Quando incontro Luca e Anna (personaggi veri, nomi di fantasia), sessantunenne lui, 59enne lei, mi faccio prendere da un senso di scoramento. Luca e Anna sono una coppia consolidata, sposata da più di trent’anni. Hanno un figlio ormai grande, che terminati gli studi se ne è andato all’estero a cercare prospettive più allettanti di quelle che si immaginava in Italia, quindi ora vivono soli.  Luca da giovane ha imbroccato una piccola attività autonoma di natura commerciale, che allora gli ha dato qualche soddisfazione, ma che ormai da un decennio continua a deperire e oggi è più fonte di preoccupazioni che di soddisfazioni. Anna ha lavorato solo in gioventù, prima di avere il figlio; successivamente la sua vita è trascorsa tra il fare la mamma, la moglie e la casalinga, con qualche sporadico interesse per un’attività di decorazioni d’interni, che in certi momenti si è trasformata in lavoro.  Non saprei dire se Anna è soddisfatta o no della sua vita, certo non se ne dimostra entusiasta.

Quando ci si avventura a parlare delle prospettive future, la conversazione ristagna e solo dopo aver superato una dose consistente di ritrosia, Luca ed Anna fanno capire che per loro il futuro non è un argomento, dato che non è minimamente nel loro orizzonte di immaginazione un qualche cambiamento rispetto alla vita di oggi.   La strada è stata segnata tanto tempo fa, quindi si prosegue sullo stesso sentiero senza porsi interrogativi fastidiosi. Forte delle mie argomentazioni sulle opportunità che può offrire la nuova vita dei senior, provo a sollecitarli sui vari fronti sui quali potrebbero sperimentare dei piccoli o grandi cambiamenti. Ma la loro risposta, nella sostanza, è che ritengono di non avere vere alternative a come hanno condotto la vita fino ad oggi.

L’atteggiamento di Luca ed Anna è, purtroppo, piuttosto diffuso tra i senior che si avvicinano a vivere la fase di “vita nuova”, cioè i quindici – vent’anni attivi prima della vecchiaia vera senza essere più nel pieno della maturità.

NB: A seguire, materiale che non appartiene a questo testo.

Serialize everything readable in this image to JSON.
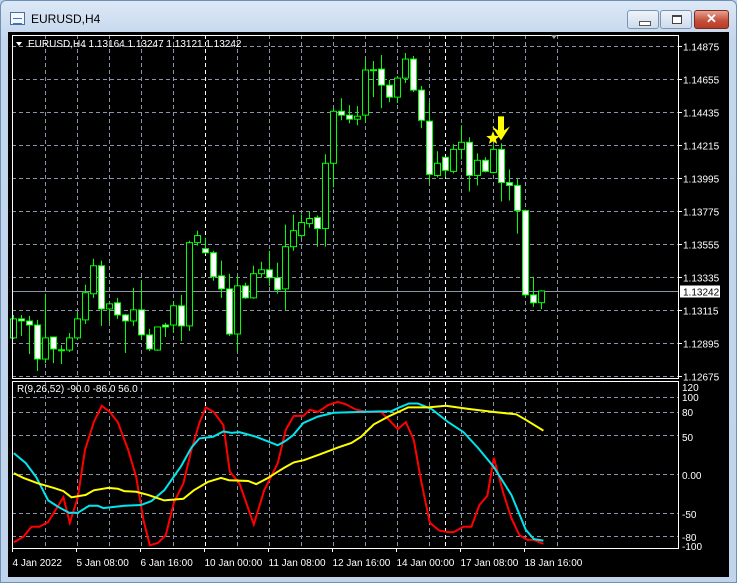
{
  "window": {
    "title": "EURUSD,H4",
    "minimize_icon": "minimize-icon",
    "maximize_icon": "maximize-icon",
    "close_icon": "close-icon"
  },
  "chart": {
    "header": "EURUSD,H4  1.13164 1.13247 1.13121 1.13242",
    "symbol": "EURUSD",
    "timeframe": "H4",
    "ohlc": {
      "open": "1.13164",
      "high": "1.13247",
      "low": "1.13121",
      "close": "1.13242"
    },
    "colors": {
      "background": "#000000",
      "candle_outline": "#00ff00",
      "bull_body": "#000000",
      "bear_body": "#ffffff",
      "grid": "#8a94a6",
      "current_price_line": "#8a94a6",
      "signal": "#ffff00"
    },
    "current_price_label": "1.13242",
    "current_price": 1.13242,
    "price_ticks": [
      "1.14875",
      "1.14655",
      "1.14435",
      "1.14215",
      "1.13995",
      "1.13775",
      "1.13555",
      "1.13335",
      "1.13115",
      "1.12895",
      "1.12675"
    ],
    "price_range": [
      1.12675,
      1.14875
    ],
    "time_labels": [
      {
        "bar": 0,
        "label": "4 Jan 2022"
      },
      {
        "bar": 8,
        "label": "5 Jan 08:00"
      },
      {
        "bar": 16,
        "label": "6 Jan 16:00"
      },
      {
        "bar": 24,
        "label": "10 Jan 00:00"
      },
      {
        "bar": 32,
        "label": "11 Jan 08:00"
      },
      {
        "bar": 40,
        "label": "12 Jan 16:00"
      },
      {
        "bar": 48,
        "label": "14 Jan 00:00"
      },
      {
        "bar": 56,
        "label": "17 Jan 08:00"
      },
      {
        "bar": 64,
        "label": "18 Jan 16:00"
      }
    ],
    "period_separators": [
      24,
      54
    ],
    "signals": [
      {
        "type": "star",
        "icon": "star-icon",
        "bar": 60,
        "price": 1.1426
      },
      {
        "type": "arrow-down",
        "icon": "arrow-down-icon",
        "bar": 61,
        "price": 1.14246
      }
    ],
    "candles_ohlc": [
      [
        1.12929,
        1.13082,
        1.12922,
        1.13056
      ],
      [
        1.13056,
        1.13082,
        1.12942,
        1.13042
      ],
      [
        1.13042,
        1.13076,
        1.12821,
        1.13015
      ],
      [
        1.13015,
        1.13049,
        1.12708,
        1.12788
      ],
      [
        1.12788,
        1.13223,
        1.12761,
        1.12929
      ],
      [
        1.12935,
        1.12935,
        1.12761,
        1.12855
      ],
      [
        1.12848,
        1.12882,
        1.12755,
        1.1285
      ],
      [
        1.12848,
        1.12962,
        1.12835,
        1.12929
      ],
      [
        1.12929,
        1.13102,
        1.12922,
        1.13056
      ],
      [
        1.13049,
        1.13283,
        1.13022,
        1.1323
      ],
      [
        1.13223,
        1.13457,
        1.13196,
        1.1341
      ],
      [
        1.1341,
        1.13444,
        1.13009,
        1.13122
      ],
      [
        1.13122,
        1.13156,
        1.13036,
        1.13156
      ],
      [
        1.13163,
        1.13196,
        1.13056,
        1.13082
      ],
      [
        1.13082,
        1.13089,
        1.12828,
        1.13042
      ],
      [
        1.13042,
        1.13263,
        1.13009,
        1.13116
      ],
      [
        1.13116,
        1.1331,
        1.12915,
        1.12949
      ],
      [
        1.12949,
        1.12989,
        1.12842,
        1.12855
      ],
      [
        1.12848,
        1.13002,
        1.12842,
        1.13002
      ],
      [
        1.13015,
        1.13029,
        1.12935,
        1.13002
      ],
      [
        1.13015,
        1.13176,
        1.12962,
        1.13143
      ],
      [
        1.13143,
        1.13216,
        1.12908,
        1.13009
      ],
      [
        1.13009,
        1.13577,
        1.12975,
        1.13564
      ],
      [
        1.13564,
        1.13644,
        1.13544,
        1.13611
      ],
      [
        1.13524,
        1.13597,
        1.1349,
        1.13497
      ],
      [
        1.13497,
        1.1351,
        1.1331,
        1.13337
      ],
      [
        1.13343,
        1.13444,
        1.13196,
        1.13256
      ],
      [
        1.13256,
        1.13357,
        1.12942,
        1.12955
      ],
      [
        1.12955,
        1.13343,
        1.12842,
        1.13276
      ],
      [
        1.13276,
        1.13296,
        1.13189,
        1.13196
      ],
      [
        1.13196,
        1.1341,
        1.13189,
        1.13357
      ],
      [
        1.13357,
        1.13437,
        1.1333,
        1.13383
      ],
      [
        1.13383,
        1.1351,
        1.13276,
        1.1333
      ],
      [
        1.1333,
        1.1343,
        1.13223,
        1.1325
      ],
      [
        1.13256,
        1.13684,
        1.13116,
        1.13537
      ],
      [
        1.13537,
        1.13751,
        1.1351,
        1.13644
      ],
      [
        1.13611,
        1.13751,
        1.13597,
        1.13698
      ],
      [
        1.13691,
        1.13771,
        1.13664,
        1.13725
      ],
      [
        1.13731,
        1.13745,
        1.13537,
        1.13658
      ],
      [
        1.13658,
        1.14153,
        1.13537,
        1.14093
      ],
      [
        1.14093,
        1.1446,
        1.13932,
        1.1444
      ],
      [
        1.1444,
        1.14527,
        1.1438,
        1.14414
      ],
      [
        1.14414,
        1.14481,
        1.1436,
        1.14387
      ],
      [
        1.14387,
        1.14474,
        1.14347,
        1.14407
      ],
      [
        1.14414,
        1.14788,
        1.14367,
        1.14715
      ],
      [
        1.14715,
        1.14775,
        1.14534,
        1.14717
      ],
      [
        1.14721,
        1.14815,
        1.1446,
        1.14614
      ],
      [
        1.14614,
        1.14648,
        1.14501,
        1.14534
      ],
      [
        1.14534,
        1.14675,
        1.14494,
        1.14661
      ],
      [
        1.14661,
        1.14828,
        1.14628,
        1.14788
      ],
      [
        1.14788,
        1.14808,
        1.14568,
        1.14581
      ],
      [
        1.14581,
        1.14608,
        1.14327,
        1.1438
      ],
      [
        1.14374,
        1.14501,
        1.13965,
        1.14019
      ],
      [
        1.14012,
        1.14173,
        1.13999,
        1.14093
      ],
      [
        1.14133,
        1.14133,
        1.13999,
        1.14046
      ],
      [
        1.14039,
        1.1422,
        1.14026,
        1.14186
      ],
      [
        1.14186,
        1.14347,
        1.14119,
        1.14233
      ],
      [
        1.14233,
        1.14267,
        1.13905,
        1.14012
      ],
      [
        1.14012,
        1.14159,
        1.13945,
        1.14113
      ],
      [
        1.14113,
        1.14133,
        1.14032,
        1.14039
      ],
      [
        1.14032,
        1.1422,
        1.14026,
        1.14186
      ],
      [
        1.14186,
        1.14226,
        1.13838,
        1.13965
      ],
      [
        1.13965,
        1.14052,
        1.13845,
        1.13945
      ],
      [
        1.13945,
        1.13992,
        1.13624,
        1.13778
      ],
      [
        1.13778,
        1.13785,
        1.13196,
        1.13216
      ],
      [
        1.13216,
        1.13337,
        1.13136,
        1.13163
      ],
      [
        1.13164,
        1.13247,
        1.13121,
        1.13242
      ]
    ]
  },
  "indicator": {
    "label": "R(9,26,52) -90.0 -86.0 56.0",
    "name": "R",
    "params": "9,26,52",
    "current_values": [
      "-90.0",
      "-86.0",
      "56.0"
    ],
    "ticks": [
      "120",
      "100",
      "80",
      "50",
      "0.00",
      "-50",
      "-80",
      "-100"
    ],
    "tick_values": [
      120,
      100,
      80,
      50,
      0,
      -50,
      -80,
      -100
    ],
    "grid_levels": [
      100,
      80,
      50,
      0,
      -50,
      -80
    ],
    "range": [
      -100,
      120
    ],
    "series": [
      {
        "color": "#ff0000",
        "points": [
          [
            0.1,
            -88
          ],
          [
            1.3,
            -81
          ],
          [
            2.3,
            -68
          ],
          [
            3.3,
            -68
          ],
          [
            4.4,
            -62
          ],
          [
            5.1,
            -50
          ],
          [
            6.3,
            -30
          ],
          [
            7.1,
            -63
          ],
          [
            8.1,
            -30
          ],
          [
            9,
            31
          ],
          [
            10.1,
            67
          ],
          [
            11.1,
            88
          ],
          [
            12.1,
            80
          ],
          [
            13.1,
            67
          ],
          [
            14.4,
            31
          ],
          [
            15.4,
            -4
          ],
          [
            16.3,
            -59
          ],
          [
            17.1,
            -92
          ],
          [
            18.1,
            -89
          ],
          [
            19.1,
            -79
          ],
          [
            20.1,
            -37
          ],
          [
            21.3,
            -12
          ],
          [
            22.3,
            31
          ],
          [
            23.3,
            66
          ],
          [
            24.1,
            86
          ],
          [
            25.1,
            80
          ],
          [
            26.3,
            63
          ],
          [
            27.1,
            3
          ],
          [
            28.3,
            -12
          ],
          [
            30.1,
            -65
          ],
          [
            31.4,
            -21
          ],
          [
            33.1,
            14
          ],
          [
            34.1,
            57
          ],
          [
            35.1,
            75
          ],
          [
            36.3,
            75
          ],
          [
            37.1,
            83
          ],
          [
            38.1,
            80
          ],
          [
            39.4,
            89
          ],
          [
            40.6,
            93
          ],
          [
            41.6,
            90
          ],
          [
            42.9,
            83
          ],
          [
            44.4,
            80
          ],
          [
            46,
            80
          ],
          [
            47,
            70
          ],
          [
            48.1,
            58
          ],
          [
            49.1,
            67
          ],
          [
            50.1,
            44
          ],
          [
            51,
            -8
          ],
          [
            52.1,
            -63
          ],
          [
            53.3,
            -73
          ],
          [
            54.4,
            -75
          ],
          [
            55.1,
            -75
          ],
          [
            56.3,
            -68
          ],
          [
            57.3,
            -68
          ],
          [
            58.3,
            -40
          ],
          [
            59.3,
            -28
          ],
          [
            60.1,
            21
          ],
          [
            61.3,
            -25
          ],
          [
            62.3,
            -57
          ],
          [
            63.3,
            -79
          ],
          [
            64.3,
            -85
          ],
          [
            65.1,
            -85
          ],
          [
            66.3,
            -90
          ]
        ]
      },
      {
        "color": "#00e5ee",
        "points": [
          [
            0.1,
            27
          ],
          [
            1.6,
            14
          ],
          [
            2.9,
            -4
          ],
          [
            4.4,
            -34
          ],
          [
            5.6,
            -42
          ],
          [
            7,
            -50
          ],
          [
            8.1,
            -50
          ],
          [
            9.5,
            -41
          ],
          [
            10.6,
            -41
          ],
          [
            11.3,
            -44
          ],
          [
            13.9,
            -41
          ],
          [
            16,
            -40
          ],
          [
            17.3,
            -35
          ],
          [
            18.9,
            -21
          ],
          [
            21,
            10
          ],
          [
            22.3,
            34
          ],
          [
            23.3,
            46
          ],
          [
            25,
            48
          ],
          [
            26.3,
            55
          ],
          [
            27.3,
            53
          ],
          [
            28.3,
            54
          ],
          [
            30.4,
            48
          ],
          [
            33.1,
            37
          ],
          [
            34.1,
            43
          ],
          [
            35,
            50
          ],
          [
            36.3,
            66
          ],
          [
            38.1,
            74
          ],
          [
            40.1,
            79
          ],
          [
            43.1,
            80
          ],
          [
            47.3,
            81
          ],
          [
            48.3,
            86
          ],
          [
            49.5,
            91
          ],
          [
            50.6,
            91
          ],
          [
            52.3,
            84
          ],
          [
            54.4,
            67
          ],
          [
            56.3,
            54
          ],
          [
            58.1,
            34
          ],
          [
            60.1,
            9
          ],
          [
            62.3,
            -27
          ],
          [
            64.1,
            -72
          ],
          [
            65.1,
            -84
          ],
          [
            66.3,
            -86
          ]
        ]
      },
      {
        "color": "#ffff00",
        "points": [
          [
            0.1,
            1
          ],
          [
            1.3,
            -5
          ],
          [
            3.1,
            -12
          ],
          [
            5.1,
            -18
          ],
          [
            6.3,
            -22
          ],
          [
            7.3,
            -30
          ],
          [
            9.1,
            -27
          ],
          [
            10.1,
            -21
          ],
          [
            11.9,
            -18
          ],
          [
            13.1,
            -19
          ],
          [
            13.9,
            -22
          ],
          [
            15.4,
            -23
          ],
          [
            16.9,
            -27
          ],
          [
            18.9,
            -34
          ],
          [
            21.3,
            -32
          ],
          [
            22.6,
            -21
          ],
          [
            24.4,
            -10
          ],
          [
            26,
            -5
          ],
          [
            27,
            -8
          ],
          [
            29.4,
            -9
          ],
          [
            30.4,
            -13
          ],
          [
            31.9,
            -5
          ],
          [
            33.1,
            3
          ],
          [
            33.9,
            8
          ],
          [
            35.1,
            15
          ],
          [
            36.4,
            18
          ],
          [
            38.5,
            26
          ],
          [
            40.6,
            34
          ],
          [
            42.3,
            40
          ],
          [
            43.5,
            48
          ],
          [
            45.1,
            64
          ],
          [
            46.9,
            74
          ],
          [
            49.4,
            86
          ],
          [
            51.9,
            86
          ],
          [
            54.1,
            88
          ],
          [
            56.9,
            84
          ],
          [
            60.1,
            80
          ],
          [
            62.9,
            77
          ],
          [
            64.1,
            70
          ],
          [
            66.3,
            56
          ]
        ]
      }
    ]
  }
}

E’ un atteggiamento fondamentalmente di “inerzia”, che non conterrebbe nulla di male (anzi!) se il punto di partenza fosse di soddisfazione e vitalità che si mantengono inalterate per ciò che ha contraddistinto la vita fino a quel momento, ma che diventa invece un atteggiamento dannoso se è sinonimo del sentirsi in declino senza neppure la capacità di immaginarsi delle alternative.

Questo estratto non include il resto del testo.